По имеющимся данным, НЕИЗВЕСТНЫЙ рассчитывает получить приглашение от имени какого-либо влиятельного лица на Западе. Предположительно, таким лицом может оказаться американский сенатор Эдвард КЕННЕДИ, личный представитель которого посетил НЕИЗВЕСТНОГО во время последнего визита сенатора в СССР. (…)
В случае отказа в выезде за границу, он намерен привлечь к себе внимание широком мировой общественности. В этом он рассчитывает на поддержку отдельных деятелей итальянской и французской коммунистических партии и Ватикана.
В связи с изложенным считали бы целесообразным рассмотреть вопрос о предоставлении НЕИЗВЕСТНОМУ какого-либо государственного заказа на создание монументального произведения на современную тему, которое соответствовало бы его творческим планам.
Но у того сумбура в голове не было, а преследования и запрещения со стороны партийных властей продолжались.

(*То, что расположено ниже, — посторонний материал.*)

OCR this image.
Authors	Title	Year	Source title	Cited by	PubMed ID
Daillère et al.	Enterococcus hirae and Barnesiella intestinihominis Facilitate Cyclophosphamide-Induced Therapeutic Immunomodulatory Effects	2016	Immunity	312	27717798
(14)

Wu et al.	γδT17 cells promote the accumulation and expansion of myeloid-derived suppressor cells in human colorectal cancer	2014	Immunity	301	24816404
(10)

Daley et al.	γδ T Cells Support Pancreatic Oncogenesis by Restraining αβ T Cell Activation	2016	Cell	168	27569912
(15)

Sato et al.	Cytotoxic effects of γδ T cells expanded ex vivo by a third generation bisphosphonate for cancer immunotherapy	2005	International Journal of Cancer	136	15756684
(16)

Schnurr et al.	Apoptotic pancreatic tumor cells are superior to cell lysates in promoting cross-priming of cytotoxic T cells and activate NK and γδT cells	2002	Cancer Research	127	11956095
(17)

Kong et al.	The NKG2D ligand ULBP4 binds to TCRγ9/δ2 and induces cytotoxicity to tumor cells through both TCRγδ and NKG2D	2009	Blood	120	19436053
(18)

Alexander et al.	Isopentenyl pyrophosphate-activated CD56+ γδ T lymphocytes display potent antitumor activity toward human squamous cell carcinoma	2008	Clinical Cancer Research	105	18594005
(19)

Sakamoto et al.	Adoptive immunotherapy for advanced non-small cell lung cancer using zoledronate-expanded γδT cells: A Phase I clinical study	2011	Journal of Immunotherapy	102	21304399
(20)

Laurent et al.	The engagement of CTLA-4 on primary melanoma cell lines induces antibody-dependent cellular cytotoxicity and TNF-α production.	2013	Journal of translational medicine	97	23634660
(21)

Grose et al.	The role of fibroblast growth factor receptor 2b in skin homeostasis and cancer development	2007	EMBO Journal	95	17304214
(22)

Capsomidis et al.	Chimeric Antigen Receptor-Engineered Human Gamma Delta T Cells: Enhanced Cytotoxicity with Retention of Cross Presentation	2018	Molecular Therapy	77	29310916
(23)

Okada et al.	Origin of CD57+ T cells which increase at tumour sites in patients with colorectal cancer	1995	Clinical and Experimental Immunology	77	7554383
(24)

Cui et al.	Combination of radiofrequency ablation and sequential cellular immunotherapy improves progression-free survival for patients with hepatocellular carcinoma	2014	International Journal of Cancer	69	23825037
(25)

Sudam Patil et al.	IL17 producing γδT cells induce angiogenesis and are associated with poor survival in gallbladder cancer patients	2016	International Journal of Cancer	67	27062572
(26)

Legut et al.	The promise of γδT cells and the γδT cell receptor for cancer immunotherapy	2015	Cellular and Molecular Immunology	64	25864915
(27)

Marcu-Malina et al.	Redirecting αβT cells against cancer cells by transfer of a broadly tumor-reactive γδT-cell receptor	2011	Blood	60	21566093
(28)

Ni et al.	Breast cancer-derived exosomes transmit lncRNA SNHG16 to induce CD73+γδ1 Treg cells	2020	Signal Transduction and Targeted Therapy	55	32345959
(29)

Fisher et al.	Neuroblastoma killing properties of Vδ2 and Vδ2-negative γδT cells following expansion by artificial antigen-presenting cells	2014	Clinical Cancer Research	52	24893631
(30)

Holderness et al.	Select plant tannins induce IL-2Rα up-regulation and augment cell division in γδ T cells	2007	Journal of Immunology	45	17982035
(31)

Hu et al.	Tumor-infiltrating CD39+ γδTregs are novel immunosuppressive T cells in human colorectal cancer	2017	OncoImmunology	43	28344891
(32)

И, хотя какие-то заказы после письма Андропова он получил, через два года все же предпочел уехать. Как он сам рассказывает, не без помощи того же Андропова.

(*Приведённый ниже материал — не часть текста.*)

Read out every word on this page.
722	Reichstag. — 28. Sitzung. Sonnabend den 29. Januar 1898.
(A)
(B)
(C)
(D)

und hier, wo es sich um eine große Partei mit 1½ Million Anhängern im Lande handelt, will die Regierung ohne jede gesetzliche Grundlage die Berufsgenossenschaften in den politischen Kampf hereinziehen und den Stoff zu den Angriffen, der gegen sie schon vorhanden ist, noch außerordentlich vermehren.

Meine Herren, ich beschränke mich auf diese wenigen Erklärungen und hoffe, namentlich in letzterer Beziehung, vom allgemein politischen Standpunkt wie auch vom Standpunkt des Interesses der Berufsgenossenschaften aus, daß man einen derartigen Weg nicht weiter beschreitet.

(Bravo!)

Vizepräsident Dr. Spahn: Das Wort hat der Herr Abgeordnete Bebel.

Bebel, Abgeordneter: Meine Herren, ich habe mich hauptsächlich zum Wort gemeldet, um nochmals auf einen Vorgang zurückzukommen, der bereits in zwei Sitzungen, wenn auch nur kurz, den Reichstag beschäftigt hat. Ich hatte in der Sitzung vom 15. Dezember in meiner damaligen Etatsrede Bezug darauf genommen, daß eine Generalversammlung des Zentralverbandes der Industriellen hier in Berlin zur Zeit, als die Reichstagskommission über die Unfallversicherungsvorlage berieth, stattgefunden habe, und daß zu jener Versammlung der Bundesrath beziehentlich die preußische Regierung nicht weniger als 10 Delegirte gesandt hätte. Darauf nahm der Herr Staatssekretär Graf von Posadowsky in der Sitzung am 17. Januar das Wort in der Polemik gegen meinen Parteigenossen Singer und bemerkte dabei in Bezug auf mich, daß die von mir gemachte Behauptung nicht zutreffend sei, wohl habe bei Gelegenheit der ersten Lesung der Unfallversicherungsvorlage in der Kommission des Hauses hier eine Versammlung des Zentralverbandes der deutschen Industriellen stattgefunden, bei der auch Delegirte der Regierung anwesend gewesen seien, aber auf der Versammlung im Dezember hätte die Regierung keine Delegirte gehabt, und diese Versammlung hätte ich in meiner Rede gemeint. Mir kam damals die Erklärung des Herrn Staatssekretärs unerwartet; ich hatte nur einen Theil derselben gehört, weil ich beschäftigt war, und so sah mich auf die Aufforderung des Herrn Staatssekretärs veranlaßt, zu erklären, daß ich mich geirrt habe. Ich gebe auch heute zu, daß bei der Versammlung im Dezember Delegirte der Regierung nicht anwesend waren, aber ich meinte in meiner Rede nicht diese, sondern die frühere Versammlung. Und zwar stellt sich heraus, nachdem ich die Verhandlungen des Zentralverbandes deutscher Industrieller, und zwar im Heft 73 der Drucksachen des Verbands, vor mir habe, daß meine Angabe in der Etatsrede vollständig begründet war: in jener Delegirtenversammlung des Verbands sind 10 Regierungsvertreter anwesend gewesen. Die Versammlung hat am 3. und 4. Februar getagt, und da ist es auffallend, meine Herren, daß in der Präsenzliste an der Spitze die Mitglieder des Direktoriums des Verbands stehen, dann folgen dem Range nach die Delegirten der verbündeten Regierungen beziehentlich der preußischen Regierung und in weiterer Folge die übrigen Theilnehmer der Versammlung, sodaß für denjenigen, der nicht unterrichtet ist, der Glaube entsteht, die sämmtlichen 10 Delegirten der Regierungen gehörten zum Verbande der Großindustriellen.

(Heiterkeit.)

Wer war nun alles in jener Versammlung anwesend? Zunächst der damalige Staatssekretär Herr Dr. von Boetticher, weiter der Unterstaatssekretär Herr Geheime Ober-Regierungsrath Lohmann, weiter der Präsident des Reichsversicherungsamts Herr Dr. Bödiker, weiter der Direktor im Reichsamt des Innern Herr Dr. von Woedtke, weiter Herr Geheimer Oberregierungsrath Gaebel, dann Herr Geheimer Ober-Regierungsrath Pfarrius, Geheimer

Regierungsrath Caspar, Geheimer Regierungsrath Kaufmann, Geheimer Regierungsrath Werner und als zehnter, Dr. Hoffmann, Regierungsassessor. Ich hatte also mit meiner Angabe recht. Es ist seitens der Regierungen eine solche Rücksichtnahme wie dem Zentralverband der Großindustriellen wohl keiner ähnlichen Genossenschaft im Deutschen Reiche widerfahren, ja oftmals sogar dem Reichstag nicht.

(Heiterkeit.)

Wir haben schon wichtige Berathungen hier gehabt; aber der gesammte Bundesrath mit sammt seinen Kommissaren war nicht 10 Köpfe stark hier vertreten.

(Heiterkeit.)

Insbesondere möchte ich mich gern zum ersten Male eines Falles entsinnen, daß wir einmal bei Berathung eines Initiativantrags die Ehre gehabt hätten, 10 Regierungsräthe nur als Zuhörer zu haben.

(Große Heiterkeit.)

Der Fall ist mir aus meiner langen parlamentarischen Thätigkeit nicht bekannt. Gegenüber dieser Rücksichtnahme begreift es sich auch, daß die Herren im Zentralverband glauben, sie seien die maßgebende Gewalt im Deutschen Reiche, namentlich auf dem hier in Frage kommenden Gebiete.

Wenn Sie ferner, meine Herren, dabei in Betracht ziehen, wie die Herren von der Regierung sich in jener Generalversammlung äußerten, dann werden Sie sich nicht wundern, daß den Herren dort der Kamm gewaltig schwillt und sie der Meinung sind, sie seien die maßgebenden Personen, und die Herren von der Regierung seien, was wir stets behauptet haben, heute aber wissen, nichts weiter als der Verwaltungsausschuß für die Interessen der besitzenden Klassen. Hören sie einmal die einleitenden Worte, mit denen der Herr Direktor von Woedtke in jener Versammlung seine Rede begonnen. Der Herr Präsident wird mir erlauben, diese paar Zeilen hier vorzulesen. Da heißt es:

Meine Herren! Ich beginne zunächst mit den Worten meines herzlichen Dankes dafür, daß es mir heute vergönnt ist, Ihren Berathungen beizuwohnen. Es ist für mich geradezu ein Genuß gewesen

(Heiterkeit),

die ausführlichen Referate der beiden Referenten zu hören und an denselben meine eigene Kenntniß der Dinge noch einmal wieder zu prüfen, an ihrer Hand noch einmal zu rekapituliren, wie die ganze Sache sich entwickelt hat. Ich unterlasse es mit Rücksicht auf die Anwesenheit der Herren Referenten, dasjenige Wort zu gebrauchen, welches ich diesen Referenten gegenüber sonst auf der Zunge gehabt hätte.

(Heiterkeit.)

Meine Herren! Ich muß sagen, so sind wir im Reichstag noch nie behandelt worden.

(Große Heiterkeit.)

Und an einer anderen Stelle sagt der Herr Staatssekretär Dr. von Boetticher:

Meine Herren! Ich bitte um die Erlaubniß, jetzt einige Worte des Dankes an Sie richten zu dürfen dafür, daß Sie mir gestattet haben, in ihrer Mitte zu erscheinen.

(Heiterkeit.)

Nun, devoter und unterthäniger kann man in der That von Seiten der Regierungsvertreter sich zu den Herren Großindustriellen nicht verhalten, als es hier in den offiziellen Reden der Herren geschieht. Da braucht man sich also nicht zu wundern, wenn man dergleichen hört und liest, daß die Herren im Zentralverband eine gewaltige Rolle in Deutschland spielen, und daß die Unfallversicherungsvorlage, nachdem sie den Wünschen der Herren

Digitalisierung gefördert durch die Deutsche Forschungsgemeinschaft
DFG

А чего стоит приводившаяся уже выше записка о Зиновьеве, в которой Андропов рекомендует Зиновьева не сажать, опасаясь, что его ненароком могут признать невменяемым и загнать в психушку! Можно подумать, что такое могло произойти просто по воле суда, без ведома Андропова! Ведь даже на экспертизу, как мы видели, направляли по решению ЦК. Но — нужно было Андропову избавиться от лишнего дела, и он пугает политбюро возможным скандалом на уже и без того больную тему.
Эти и многие другие эпизоды создавали Андропову репутацию «либерала», впоследствии на Западе, при его приходе к власти в 1983 году, превратившуюся в легенду о «скрытом либерале», надо полагать — не без его же помощи. На самом деле он был не более либералом, чем Берия, положивший начало процессу десталинизации: так же, как и Берия, он рассчитывал прийти к власти, и ему вовсе не улыбалось прослыть душителем интеллигенции. К тому же, опять как Берия, он, видимо, понимал необходимость некоторой коррекции политики предшественников, заведшей режим в тупик. Так, наблюдая в 1968 году «процесс цепной реакции», когда прямые репрессии только способствовали росту нашего движения, он все больше рекомендует превентивные, «профилактические» меры, которые к тому же более «сообразны» внешнеполитическим целям режима. А к 70-м годам, ставши одним из главных зодчих советской внешней политики и, стало быть, лицом за нее ответственным, он еще более склонен полагаться на «оперативно-чекистские мероприятия».